I am having a problem understanding this Tower of Hanoi recursion algorithm:

public class MainClass {
  public static void main(String[] args) {
    int nDisks = 3;
    doTowers(nDisks, 'A', 'B', 'C');
  }

  public static void doTowers(int topN, char from, char inter, char to) {
    if (topN == 1){
      System.out.println("Disk 1 from " + from + " to " + to);
    }else {
      doTowers(topN - 1, from, to, inter);
      System.out.println("Disk " + topN + " from " + from + " to " + to);
      doTowers(topN - 1, inter, from, to);
    }
  }
}

The output is:

Disk 1 from A to C
Disk 2 from A to B
Disk 1 from C to B
Disk 3 from A to C
Disk 1 from B to A
Disk 2 from B to C
Disk 1 from A to C

I don't understand how do we get:

Disk 1 from C to B
Disk 3 from A to C
Disk 1 from B to A

Can someone please explain?

Thank you.

Answer 1

Moving a N disks tower from peg A to C is achieved by moving a N-1 (all disks but the last one) tower from A to B, then moving the Nth disk from A to C, and finally moving the tower previously moved to B, from B to C. This shall be applied any time a tower with more than one disk is moved, in the case of a 1 disk tower, you just move its only disk.

Answer 2

If I'm not mistaken you can move 1 disk one peg each turn correct?

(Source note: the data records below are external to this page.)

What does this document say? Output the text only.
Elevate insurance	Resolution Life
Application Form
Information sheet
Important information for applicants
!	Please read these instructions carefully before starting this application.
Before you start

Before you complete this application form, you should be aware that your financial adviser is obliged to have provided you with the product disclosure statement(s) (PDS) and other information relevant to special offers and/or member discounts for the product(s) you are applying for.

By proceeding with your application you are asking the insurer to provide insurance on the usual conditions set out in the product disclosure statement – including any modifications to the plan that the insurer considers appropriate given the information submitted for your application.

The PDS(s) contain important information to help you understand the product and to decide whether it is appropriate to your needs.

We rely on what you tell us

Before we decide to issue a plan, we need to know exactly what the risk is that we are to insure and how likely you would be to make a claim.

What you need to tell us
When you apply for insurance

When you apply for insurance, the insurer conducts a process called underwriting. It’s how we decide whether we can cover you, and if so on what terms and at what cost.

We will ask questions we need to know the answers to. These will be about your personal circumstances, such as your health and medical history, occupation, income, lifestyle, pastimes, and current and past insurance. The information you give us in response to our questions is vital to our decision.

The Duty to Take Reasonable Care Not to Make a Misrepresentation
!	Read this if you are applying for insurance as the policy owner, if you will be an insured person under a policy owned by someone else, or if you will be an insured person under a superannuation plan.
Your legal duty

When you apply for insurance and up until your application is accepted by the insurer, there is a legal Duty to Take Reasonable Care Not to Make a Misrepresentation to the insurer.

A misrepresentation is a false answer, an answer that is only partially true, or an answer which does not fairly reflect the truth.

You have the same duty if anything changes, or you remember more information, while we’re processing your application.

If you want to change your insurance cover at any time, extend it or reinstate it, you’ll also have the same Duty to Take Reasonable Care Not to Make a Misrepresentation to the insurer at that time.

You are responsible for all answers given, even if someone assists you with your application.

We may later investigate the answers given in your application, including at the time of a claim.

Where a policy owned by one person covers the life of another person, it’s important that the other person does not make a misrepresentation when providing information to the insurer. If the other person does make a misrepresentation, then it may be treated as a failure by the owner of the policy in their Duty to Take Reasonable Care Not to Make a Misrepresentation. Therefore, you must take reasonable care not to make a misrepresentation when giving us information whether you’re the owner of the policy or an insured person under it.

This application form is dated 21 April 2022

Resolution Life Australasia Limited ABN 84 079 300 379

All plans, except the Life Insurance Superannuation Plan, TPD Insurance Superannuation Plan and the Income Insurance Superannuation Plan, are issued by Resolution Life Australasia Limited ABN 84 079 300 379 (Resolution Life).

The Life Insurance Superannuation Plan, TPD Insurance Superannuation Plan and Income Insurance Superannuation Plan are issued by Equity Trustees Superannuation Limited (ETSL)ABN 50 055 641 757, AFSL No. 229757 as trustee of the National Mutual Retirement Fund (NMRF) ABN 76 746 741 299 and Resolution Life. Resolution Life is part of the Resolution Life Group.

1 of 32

So you move the first disk from a to b then b to c. That is 2 moves. Then we can now move disk 2 from a to b. Now we can move disk 1 from c back to b. Right now disk 3 is on A and disk 2 and 1 are on a. Now we move disk 1 from a to b then to c. No we need to get disk 1 and 2 on disk 3 in the right order. So we clear disk 1 by moving it from B to A. This allows us to put disk 2 from B to C. Now we finish by moving disk 1 from a to b then to c and we are done.

Does that answer your question?